Field Development Plan
Fairfield’s technical work on NWH has been directed towards understanding its reservoir performance as an analogue of what may be expected in the undeveloped southern part of NWH and further to the south in 211/27e. New 3D seismic was shot across the entire area in 2009 to better define the top and base Brent envelope and improve and rationalise the structural fault pattern. Contrary to the original interpretation of the 1980’s-vintage seismic data, the new data shows significantly less faulting and a much better defined structural grain. This is consistent with the inferred structure and the observations from the production history and stratigraphy in the wells. Dynamic modelling has assisted in defining the extents of some of these faults where the tip points were sub-seismic in scale resulting in localised mismatches to the historical production. This comprehensive picture of the structure, combined with the lack of dedicated water injectors, helps to explain the poor water-flood response observed in many of the producing wells on NWH and highlights the importance of a detailed reservoir management and completion strategy.
Detailed petrophysical, stratigraphic and reservoir quality analyses have been completed based on the log and core data, together with a thorough review of all the NWH production data, well histories and production logs. A comprehensive new static model has been constructed to assist in understanding the reserves distribution, reservoir performance, optimum perforation strategy and water injection pattern design. This has resulted in the identification of a phased development approach comprising the proven, but undeveloped oil accumulations in the south of NWH and the prospective but potentially larger accumulations further to the south within block 211/27e. Exploration and appraisal drilling of a number of locations within blocks 211/27a and 211/27e is currently planned for 2012 and 2013. Development will be achieved by the optimised placement of producers and supporting water injectors in individual fault-panels.
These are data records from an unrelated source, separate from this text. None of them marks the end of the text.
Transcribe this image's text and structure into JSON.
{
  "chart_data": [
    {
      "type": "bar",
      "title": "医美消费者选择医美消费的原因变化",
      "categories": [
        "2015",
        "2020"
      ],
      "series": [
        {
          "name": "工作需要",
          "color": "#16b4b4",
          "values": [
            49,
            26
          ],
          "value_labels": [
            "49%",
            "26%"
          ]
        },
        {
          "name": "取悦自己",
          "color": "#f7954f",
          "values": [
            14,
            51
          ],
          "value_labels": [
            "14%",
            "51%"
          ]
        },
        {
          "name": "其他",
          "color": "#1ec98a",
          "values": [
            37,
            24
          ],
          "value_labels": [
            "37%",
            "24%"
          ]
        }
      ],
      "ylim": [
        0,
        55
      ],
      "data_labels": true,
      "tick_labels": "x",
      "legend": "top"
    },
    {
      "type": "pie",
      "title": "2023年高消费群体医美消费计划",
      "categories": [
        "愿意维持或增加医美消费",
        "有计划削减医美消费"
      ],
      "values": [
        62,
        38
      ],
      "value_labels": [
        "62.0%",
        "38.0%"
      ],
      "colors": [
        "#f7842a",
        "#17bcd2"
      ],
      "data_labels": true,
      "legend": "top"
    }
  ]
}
These fault panels are now well defined on the new seismic data meaning that with an appropriate completion and well management philosophy, producers will receive dedicated water injection support and reservoir sweep on a layer-by-layer basis from their respective injectors. This in-turn implies that the recoveries per well in the Fairfield development plan will be comparable with the upper-limit of what has already been proven to be achievable in the best of the original NWH development wells where good producer-injector pairing, and vertical sweep, was achieved. Evaluation of alternative hosting options for the development are ongoing with comparison economics being run for a tie-back solution to the Fairfield operated Dunlin Platform approximately 25 kms away, a stand-alone FPSO unit and a fixed platform. Requests for service have been issued to prospective hosting service providers and commercial and technical feasibility studies are ongoing. In the case of FPSOs, market enquiries have been issued and a market survey completed. First oil is anticipated in 2018.